40.12   Councillor P Smart suggested that closing the more vulnerable Westbound carriageway to high sided vehicles might be easier than closing the Eastbound carriageway as most of the traffic would be coming from Felixstowe port where there were facilities for drivers. Mr Amor noted that there would also be heavy goods vehicles travelling from places other than Felixstowe but agreed to discuss the possibility with the operators of Felixstowe Port.

 

40.13   Councillor P Smart asked whether the service station on the westbound carriageway contributed significantly to accidents on the A14 and also suggested that if a further permanent reduction to the speed limit on the Orwell Bridge would reduce the time the bridge was closed due to accidents this ought to be considered. Mr Amor commented that service station slip-road, whilst short, did not contribute to many accidents. Most accidents on the Orwell Bridge were caused by drivers not paying sufficient attention to the road.

 

40.14   A resident noted that the Orwell Bridge was closed for maintenance at night and that the diversion route, which was used by a large number of HGVs, passed close to many homes and kept residents awake. The resident asked whether single carriageway closures and a contraflow could be used or if HGVs could be stacked rather than diverted. Mr Amor explained that bridge maintenance needed to be carried out and that overnight closures were far less disruptive to traffic. Introducing a contraflow was not practical as a certain width of carriageway was needed and even if it were possible to squeeze one onto the bridge the installation and removal of the barriers necessary to make a contraflow safe generally each required a full overnight closure.

 

40.15   A resident commented that Highways England had agreed to look at whether wind baffles could be introduced and that residents had waited too long for this to be done. Mr Amor explained that the Orwell Bridge was a complicated structure and that installing baffles over 1.2km of bridge would create significant structural loading. Mr Amor repeated his hope that the vast majority of closures would be prevented by the introduction of temporary reduced speed limits by the winter of 2020/21.

 

40.16   Councillor Ellesmere, Leader of Ipswich Borough Council, asked whether a list of what needed to happen to introduce temporary reduced speed limits and give timescales for each piece of work.

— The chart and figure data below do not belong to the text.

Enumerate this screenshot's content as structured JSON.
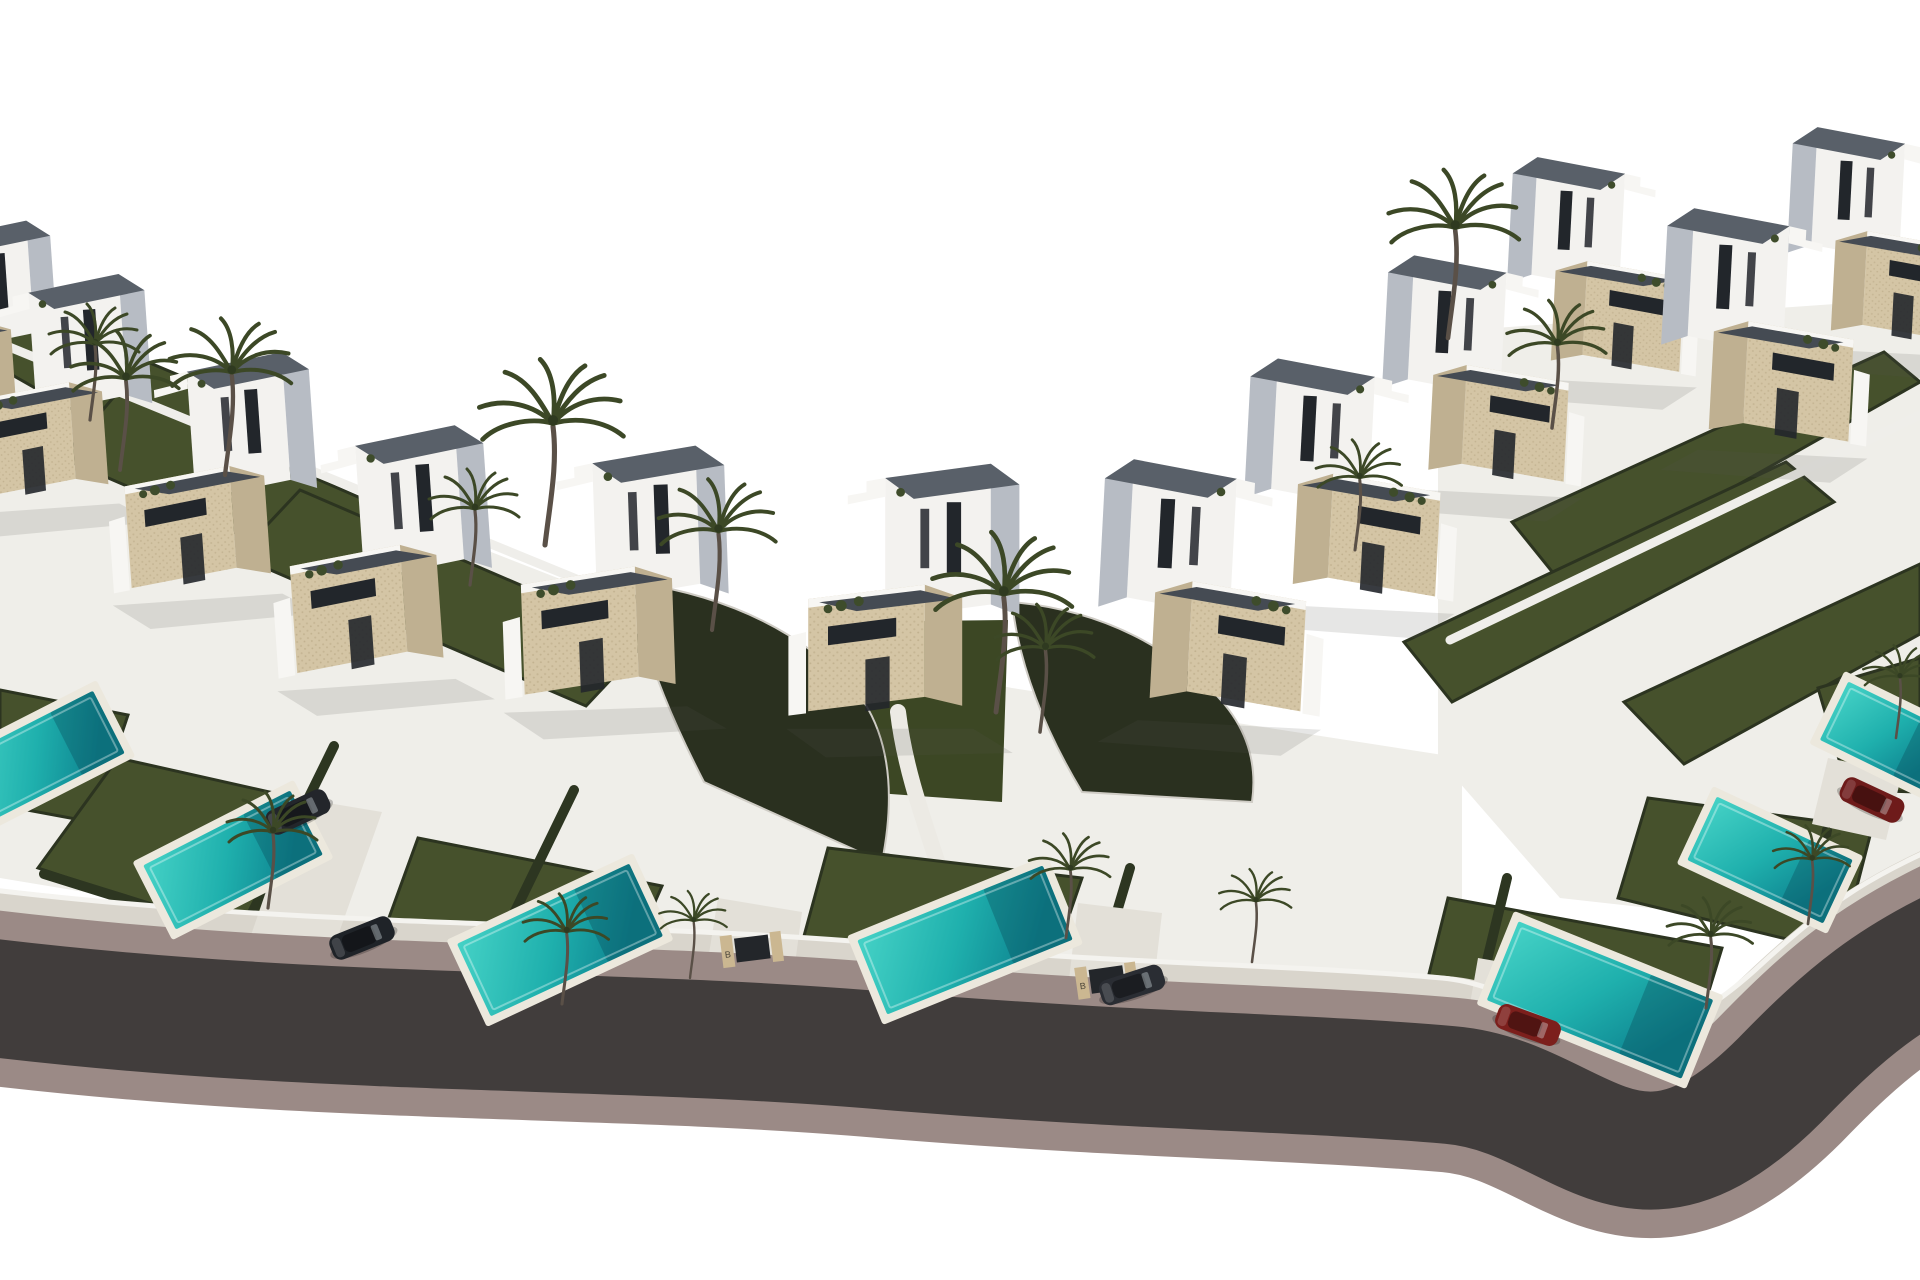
{
  "meta": {
    "description": "Aerial 3D architectural render of a gated development of modern two-storey villas with private pools and palm trees arranged along a sweeping curved road",
    "style": "computer generated real-estate visualization, white sky background"
  },
  "scene": {
    "width": 1920,
    "height": 1280,
    "colors": {
      "background": "#ffffff",
      "ground_tint": "#efeee9",
      "villa_white": "#f3f2ef",
      "villa_shadow": "#b7bcc4",
      "villa_trim": "#f7f6f3",
      "stone": "#d4c5a5",
      "stone_dark": "#bfb091",
      "roof": "#596069",
      "roof_dark": "#454b53",
      "window": "#22262b",
      "lawn": "#46512c",
      "lawn_valley": "#3c4724",
      "lawn_edge": "#2c3420",
      "hedge": "#2d3621",
      "embankment": "#2a301f",
      "pool_deck": "#ece8dd",
      "pool_light": "#45d2c6",
      "pool_mid": "#1fb0ad",
      "pool_deep": "#0e8490",
      "paving": "#dcd8cf",
      "driveway": "#e3e0d8",
      "sidewalk": "#d9d5cc",
      "curb": "#9b8a86",
      "asphalt": "#413d3c",
      "fence": "#f4f3ef",
      "wall": "#efeeea",
      "palm_frond": "#3c4826",
      "palm_trunk": "#5a5047",
      "shrub": "#3e4c2b",
      "shadow_soft": "rgba(90,90,80,0.15)"
    },
    "base_tints": [
      {
        "points": "0,360 660,618 1012,688 1012,1046 0,878"
      },
      {
        "points": "1012,688 1462,758 1462,1038 1012,1046"
      },
      {
        "points": "1438,332 1920,298 1920,938 1560,898 1438,758"
      }
    ],
    "back_lawns": [
      {
        "points": "0,300 238,400 186,474 0,368"
      },
      {
        "points": "118,392 452,538 396,602 62,458"
      },
      {
        "points": "300,490 648,640 586,706 238,556"
      },
      {
        "points": "1512,522 1884,352 1920,382 1562,584"
      },
      {
        "points": "1404,642 1786,462 1834,502 1452,702"
      },
      {
        "points": "1624,702 1920,564 1920,634 1684,764"
      }
    ],
    "perimeter_walls": [
      {
        "d": "M -20,335 L 640,605"
      },
      {
        "d": "M 1450,640 L 1920,415"
      }
    ],
    "valley": {
      "points": "828,622 1008,620 1002,802 862,792",
      "path_d": "M 898,712 C 904,762 918,804 938,864"
    },
    "embankments": [
      {
        "d": "M 632,582 Q 786,604 864,702 Q 902,762 882,862 L 704,782 Q 642,662 632,582 Z"
      },
      {
        "d": "M 1012,602 Q 1124,612 1202,682 Q 1262,732 1252,802 L 1082,792 Q 1022,692 1012,602 Z"
      }
    ],
    "front_lawns": [
      {
        "points": "0,690 128,715 92,822 0,805"
      },
      {
        "points": "118,758 332,806 262,942 38,868"
      },
      {
        "points": "418,838 662,886 602,1022 378,948"
      },
      {
        "points": "828,848 1082,878 1040,1000 798,958"
      },
      {
        "points": "1448,898 1722,948 1678,1092 1418,1018"
      },
      {
        "points": "1648,798 1872,828 1840,952 1618,898"
      },
      {
        "points": "1818,688 1920,658 1920,792 1848,790"
      }
    ],
    "hedges": [
      {
        "x1": 230,
        "y1": 958,
        "x2": 334,
        "y2": 746
      },
      {
        "x1": 468,
        "y1": 1008,
        "x2": 574,
        "y2": 790
      },
      {
        "x1": 1078,
        "y1": 1042,
        "x2": 1130,
        "y2": 868
      },
      {
        "x1": 1455,
        "y1": 1092,
        "x2": 1507,
        "y2": 878
      },
      {
        "x1": 1777,
        "y1": 1112,
        "x2": 1827,
        "y2": 830
      },
      {
        "x1": 44,
        "y1": 874,
        "x2": 256,
        "y2": 940
      }
    ],
    "road": {
      "center_d": "M -70,990 C 300,1040 600,1025 900,1052 C 1150,1072 1300,1072 1450,1085 C 1580,1096 1630,1230 1780,1080 C 1845,1013 1890,975 1980,935",
      "sidewalk_d": "M -70,912 C 300,962 600,948 900,975 C 1150,995 1300,995 1445,1008 C 1565,1018 1615,1140 1765,1000 C 1830,938 1880,900 1980,860",
      "fence_d": "M -70,882 C 300,932 600,918 900,945 C 1150,965 1300,965 1442,978 C 1555,988 1605,1105 1755,970 C 1822,908 1872,870 1980,830",
      "widths": {
        "curb": 175,
        "asphalt": 118,
        "sidewalk": 64,
        "fence": 5
      }
    },
    "driveways": [
      {
        "points": "298,798 382,812 330,958 248,944"
      },
      {
        "points": "718,898 802,912 792,986 706,972"
      },
      {
        "points": "1078,903 1162,913 1152,1000 1068,988"
      },
      {
        "points": "1478,958 1560,972 1548,1052 1464,1038"
      },
      {
        "points": "1828,758 1902,773 1886,840 1812,824"
      }
    ],
    "villas": [
      {
        "x": -28,
        "y": 430,
        "s": 0.88,
        "flip": false,
        "rot": -4
      },
      {
        "x": 60,
        "y": 500,
        "s": 0.95,
        "flip": false,
        "rot": -4
      },
      {
        "x": 220,
        "y": 590,
        "s": 1.0,
        "flip": false,
        "rot": -4
      },
      {
        "x": 390,
        "y": 675,
        "s": 1.05,
        "flip": false,
        "rot": -4
      },
      {
        "x": 620,
        "y": 700,
        "s": 1.08,
        "flip": false,
        "rot": -2
      },
      {
        "x": 905,
        "y": 720,
        "s": 1.1,
        "flip": false,
        "rot": 0
      },
      {
        "x": 1205,
        "y": 715,
        "s": 1.08,
        "flip": true,
        "rot": 3
      },
      {
        "x": 1345,
        "y": 600,
        "s": 1.02,
        "flip": true,
        "rot": 3
      },
      {
        "x": 1478,
        "y": 485,
        "s": 0.97,
        "flip": true,
        "rot": 3
      },
      {
        "x": 1598,
        "y": 375,
        "s": 0.92,
        "flip": true,
        "rot": 3
      },
      {
        "x": 1760,
        "y": 445,
        "s": 1.0,
        "flip": true,
        "rot": 3
      },
      {
        "x": 1878,
        "y": 345,
        "s": 0.92,
        "flip": true,
        "rot": 3
      }
    ],
    "pools": [
      {
        "cx": 42,
        "cy": 756,
        "w": 150,
        "h": 70,
        "rot": -27
      },
      {
        "cx": 233,
        "cy": 860,
        "w": 165,
        "h": 72,
        "rot": -27
      },
      {
        "cx": 560,
        "cy": 940,
        "w": 190,
        "h": 80,
        "rot": -25
      },
      {
        "cx": 965,
        "cy": 940,
        "w": 200,
        "h": 80,
        "rot": -22
      },
      {
        "cx": 1600,
        "cy": 1000,
        "w": 210,
        "h": 85,
        "rot": 22
      },
      {
        "cx": 1770,
        "cy": 860,
        "w": 150,
        "h": 70,
        "rot": 25
      },
      {
        "cx": 1888,
        "cy": 737,
        "w": 120,
        "h": 65,
        "rot": 26
      }
    ],
    "gates": {
      "label": "B",
      "items": [
        {
          "cx": 757,
          "cy": 962,
          "rot": -7
        },
        {
          "cx": 1112,
          "cy": 993,
          "rot": -8
        }
      ]
    },
    "cars": [
      {
        "cx": 298,
        "cy": 812,
        "rot": -25,
        "color": "#23262b"
      },
      {
        "cx": 362,
        "cy": 938,
        "rot": -22,
        "color": "#1f2328"
      },
      {
        "cx": 1132,
        "cy": 985,
        "rot": -18,
        "color": "#2a2d33"
      },
      {
        "cx": 1528,
        "cy": 1025,
        "rot": 20,
        "color": "#7c1f1c"
      },
      {
        "cx": 1872,
        "cy": 800,
        "rot": 25,
        "color": "#6e1b1a"
      }
    ],
    "palms": [
      {
        "x": 90,
        "y": 420,
        "s": 1.0
      },
      {
        "x": 120,
        "y": 470,
        "s": 1.2
      },
      {
        "x": 225,
        "y": 475,
        "s": 1.35
      },
      {
        "x": 545,
        "y": 545,
        "s": 1.6
      },
      {
        "x": 470,
        "y": 585,
        "s": 1.0
      },
      {
        "x": 712,
        "y": 630,
        "s": 1.3
      },
      {
        "x": 996,
        "y": 712,
        "s": 1.55
      },
      {
        "x": 1040,
        "y": 732,
        "s": 1.1
      },
      {
        "x": 1448,
        "y": 338,
        "s": 1.45
      },
      {
        "x": 1552,
        "y": 428,
        "s": 1.1
      },
      {
        "x": 1355,
        "y": 550,
        "s": 0.95
      },
      {
        "x": 268,
        "y": 908,
        "s": 1.0
      },
      {
        "x": 562,
        "y": 1004,
        "s": 0.95
      },
      {
        "x": 690,
        "y": 978,
        "s": 0.75
      },
      {
        "x": 1066,
        "y": 938,
        "s": 0.9
      },
      {
        "x": 1252,
        "y": 962,
        "s": 0.8
      },
      {
        "x": 1706,
        "y": 1008,
        "s": 0.95
      },
      {
        "x": 1808,
        "y": 924,
        "s": 0.85
      },
      {
        "x": 1896,
        "y": 738,
        "s": 0.8
      }
    ]
  }
}
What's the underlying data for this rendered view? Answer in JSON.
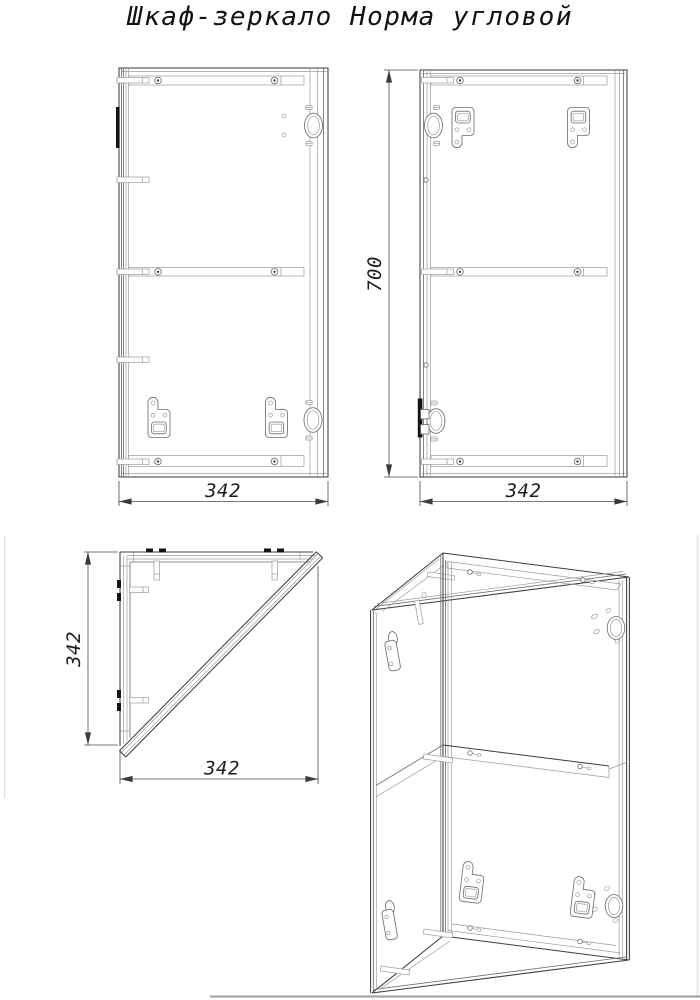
{
  "title": "Шкаф-зеркало Норма угловой",
  "dimensions": {
    "front_width": "342",
    "back_width": "342",
    "back_height": "700",
    "plan_depth": "342",
    "plan_width": "342"
  },
  "colors": {
    "line": "#3e3e3e",
    "thin_line": "#9c9c9c",
    "background": "#ffffff",
    "page_edge": "#ededed",
    "bottom_rule": "#9aa0a6"
  }
}
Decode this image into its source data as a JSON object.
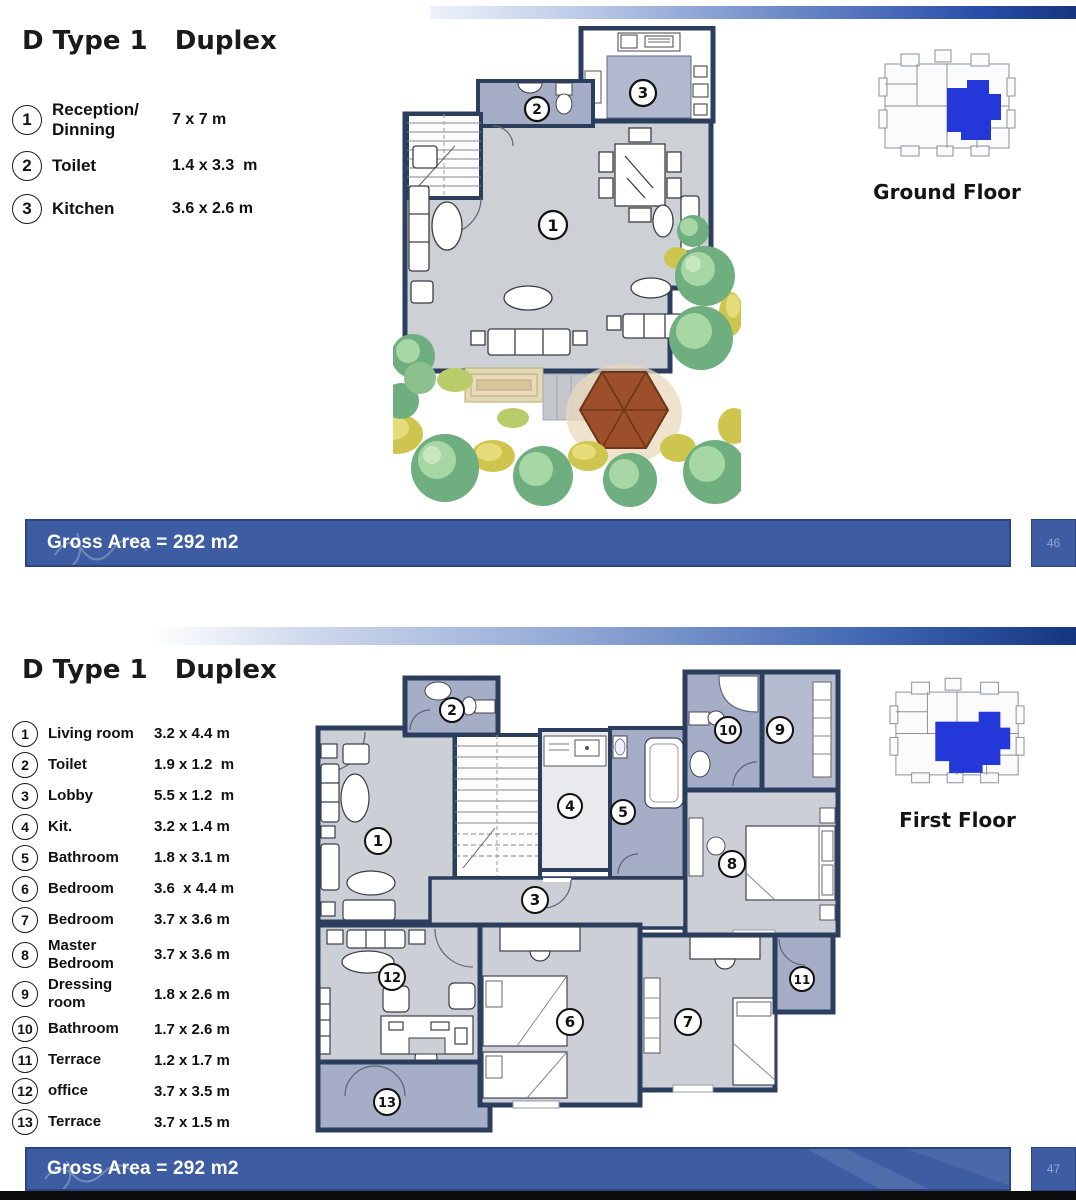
{
  "section1": {
    "title": "D Type 1   Duplex",
    "floor_label": "Ground Floor",
    "gross_area": "Gross Area = 292 m2",
    "page_number": "46",
    "legend": [
      {
        "num": "1",
        "label": "Reception/ Dinning",
        "dim": "7 x 7 m"
      },
      {
        "num": "2",
        "label": "Toilet",
        "dim": "1.4 x 3.3  m"
      },
      {
        "num": "3",
        "label": "Kitchen",
        "dim": "3.6 x 2.6 m"
      }
    ]
  },
  "section2": {
    "title": "D Type 1   Duplex",
    "floor_label": "First Floor",
    "gross_area": "Gross Area = 292 m2",
    "page_number": "47",
    "legend": [
      {
        "num": "1",
        "label": "Living room",
        "dim": "3.2 x 4.4 m"
      },
      {
        "num": "2",
        "label": "Toilet",
        "dim": "1.9 x 1.2  m"
      },
      {
        "num": "3",
        "label": "Lobby",
        "dim": "5.5 x 1.2  m"
      },
      {
        "num": "4",
        "label": "Kit.",
        "dim": "3.2 x 1.4 m"
      },
      {
        "num": "5",
        "label": "Bathroom",
        "dim": "1.8 x 3.1 m"
      },
      {
        "num": "6",
        "label": "Bedroom",
        "dim": "3.6  x 4.4 m"
      },
      {
        "num": "7",
        "label": "Bedroom",
        "dim": "3.7 x 3.6 m"
      },
      {
        "num": "8",
        "label": "Master Bedroom",
        "dim": "3.7 x 3.6 m"
      },
      {
        "num": "9",
        "label": "Dressing room",
        "dim": "1.8 x 2.6 m"
      },
      {
        "num": "10",
        "label": "Bathroom",
        "dim": "1.7 x 2.6 m"
      },
      {
        "num": "11",
        "label": "Terrace",
        "dim": "1.2 x 1.7 m"
      },
      {
        "num": "12",
        "label": "office",
        "dim": "3.7 x 3.5 m"
      },
      {
        "num": "13",
        "label": "Terrace",
        "dim": "3.7 x 1.5 m"
      }
    ]
  },
  "colors": {
    "wall": "#2c3e5e",
    "room_gray": "#cdd0d5",
    "room_blue": "#a6adc6",
    "bar_blue": "#3e5ca2",
    "minimap_highlight": "#2437d8",
    "tree_green": "#6fae7e",
    "bush_yellow": "#cec54f",
    "gazebo_brown": "#9c4f2a"
  }
}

Mr Amor agreed to supply milestones to partners and explained that a stakeholder event was planned for early March to help ensure that implementation could be as swift as possible.

 

40.17   Councillor Gage suggested that Highways England be invited to attend the 9 July 2020 meeting of the Strategic Overview and Scrutiny Committee to report on alternative diversion routes, their work on understanding and potentially amending the bridge parapets, and progress made on implementing the proposal for temporary reduced speed limits in high winds.

 

It was RESOLVED:

 

that Highways England be invited to attend the Strategic Overview and Scrutiny Committee on 9 July 2020.

 

40.18   The Chair thanked all those who had attended to discuss the Orwell Bridge for their contributions and time.